75% of BPD sufferers have had an abusive upbringing, including myself. some professionals think that another way of saying BPD is Complex Post Traumatic Stress Disorder, even though they are different type of illness. what’s probably more true is some people supposedly with BPD actually have C-PTSD!

 

I am no way saying that I never had BPD, because my life before lavender was extremely chaotic, I was very angry that I tried not to let out, but it spilt out, terrified of rejection to the point it was safer to reject first and so on.
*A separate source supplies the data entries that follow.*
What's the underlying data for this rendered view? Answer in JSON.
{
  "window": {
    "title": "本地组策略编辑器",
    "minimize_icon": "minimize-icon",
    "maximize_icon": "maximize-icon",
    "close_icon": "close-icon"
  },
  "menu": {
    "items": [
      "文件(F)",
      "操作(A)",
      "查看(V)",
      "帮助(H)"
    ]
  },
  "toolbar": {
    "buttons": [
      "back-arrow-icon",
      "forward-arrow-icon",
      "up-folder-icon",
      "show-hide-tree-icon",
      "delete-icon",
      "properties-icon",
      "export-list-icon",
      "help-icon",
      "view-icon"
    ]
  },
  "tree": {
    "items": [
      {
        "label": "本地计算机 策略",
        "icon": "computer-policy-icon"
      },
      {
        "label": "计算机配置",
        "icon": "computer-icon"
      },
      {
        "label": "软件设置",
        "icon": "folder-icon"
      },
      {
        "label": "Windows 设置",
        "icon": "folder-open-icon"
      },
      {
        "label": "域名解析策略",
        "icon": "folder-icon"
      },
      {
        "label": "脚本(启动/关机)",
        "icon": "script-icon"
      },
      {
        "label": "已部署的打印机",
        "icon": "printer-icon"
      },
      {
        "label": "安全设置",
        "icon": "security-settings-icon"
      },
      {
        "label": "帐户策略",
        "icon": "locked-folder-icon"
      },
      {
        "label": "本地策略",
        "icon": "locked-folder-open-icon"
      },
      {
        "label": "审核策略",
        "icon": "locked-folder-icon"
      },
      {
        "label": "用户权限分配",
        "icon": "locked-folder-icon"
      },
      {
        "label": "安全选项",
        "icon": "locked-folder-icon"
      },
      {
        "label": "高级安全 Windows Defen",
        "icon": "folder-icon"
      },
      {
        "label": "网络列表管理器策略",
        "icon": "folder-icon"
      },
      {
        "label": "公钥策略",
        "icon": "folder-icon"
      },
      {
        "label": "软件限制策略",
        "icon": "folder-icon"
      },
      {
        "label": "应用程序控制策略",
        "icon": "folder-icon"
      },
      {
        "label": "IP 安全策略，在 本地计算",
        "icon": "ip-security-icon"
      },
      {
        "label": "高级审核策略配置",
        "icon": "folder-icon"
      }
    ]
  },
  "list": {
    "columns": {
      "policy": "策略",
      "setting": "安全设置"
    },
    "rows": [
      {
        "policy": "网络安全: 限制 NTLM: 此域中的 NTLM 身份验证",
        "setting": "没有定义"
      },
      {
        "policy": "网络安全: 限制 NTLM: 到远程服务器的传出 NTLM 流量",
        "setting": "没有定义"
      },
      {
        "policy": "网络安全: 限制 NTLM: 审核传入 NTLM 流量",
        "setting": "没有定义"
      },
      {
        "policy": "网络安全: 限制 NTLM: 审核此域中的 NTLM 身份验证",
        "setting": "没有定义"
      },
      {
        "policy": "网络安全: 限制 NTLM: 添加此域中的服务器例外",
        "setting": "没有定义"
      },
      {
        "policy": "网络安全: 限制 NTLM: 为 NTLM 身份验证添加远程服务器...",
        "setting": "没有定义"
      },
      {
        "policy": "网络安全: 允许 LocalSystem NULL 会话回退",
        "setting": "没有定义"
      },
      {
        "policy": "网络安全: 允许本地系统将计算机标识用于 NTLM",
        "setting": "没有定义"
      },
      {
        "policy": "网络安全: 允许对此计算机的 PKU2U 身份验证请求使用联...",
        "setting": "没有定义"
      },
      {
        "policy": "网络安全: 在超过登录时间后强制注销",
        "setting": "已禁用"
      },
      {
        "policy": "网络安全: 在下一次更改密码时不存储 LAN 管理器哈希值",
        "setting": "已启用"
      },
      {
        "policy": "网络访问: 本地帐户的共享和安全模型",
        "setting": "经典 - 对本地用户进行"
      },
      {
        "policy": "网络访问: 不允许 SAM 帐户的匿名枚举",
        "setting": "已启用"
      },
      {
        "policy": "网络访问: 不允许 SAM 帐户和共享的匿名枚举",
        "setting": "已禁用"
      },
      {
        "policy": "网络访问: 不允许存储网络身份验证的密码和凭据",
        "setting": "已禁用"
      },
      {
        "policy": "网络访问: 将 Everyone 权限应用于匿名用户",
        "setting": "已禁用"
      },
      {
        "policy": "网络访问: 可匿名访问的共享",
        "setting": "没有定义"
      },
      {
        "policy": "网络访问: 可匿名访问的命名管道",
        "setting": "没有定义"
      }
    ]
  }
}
I was a typical BPD. However now, since I have been able to speak about the true problem (my abuse) I no longer feel that I am BPD, but trying to get this off my current record is seeming to be quite difficult, even though I know that people who are involved in my care agree with me.

 

writing this it seems that I am conflicted, not over my current diagnosis, but having the BPD on my record, because of its stigma, yet I want to fight this stigma.

 

Different people think differently to labels. some find them helpful – helpful that they know what’s wrong with them. some find them unhelpful, and I think (well for me) because of the stigma.

 

when I was originally diagnosed back in 2002 I was pleased that I knew what was wrong, I could research it and find out what can make things better, such as DBT or STEPPS. But I have become more and more disillusioned with it over the years because of the way that I have been treated. treated that everything I have done was because I was "attention seeking". Attention seeking is used bad thing, yet everyone needs attention, and if your not getting it in the right way then you going to have to seek it in other ways.

 

My dad, after my parents found out my diagnosis, searched online, and then used it against me. everything I did was because he felt I wasn't the "centre attention" I HATE BEING THE CENTRE OF ATTENTION I did the self harm, the overdose, the going up to Beachy Head because I was distressed and HE caused that distress!!! Sometimes I can rationalise it, knowing that if he could make everyone see me as how he wanted them to see me as then people wouldn't believe me when I started to speak the truth! But that doesn't stop the hurt that the acquisitions he threw at me hurt. he knew I was hurting but wanted to save his own skin! I think this is the reason that I hate the diagnosis so much.

 

Diagnosis (Labels) aren't everything about a person, whether they are physical or mental health a person is them!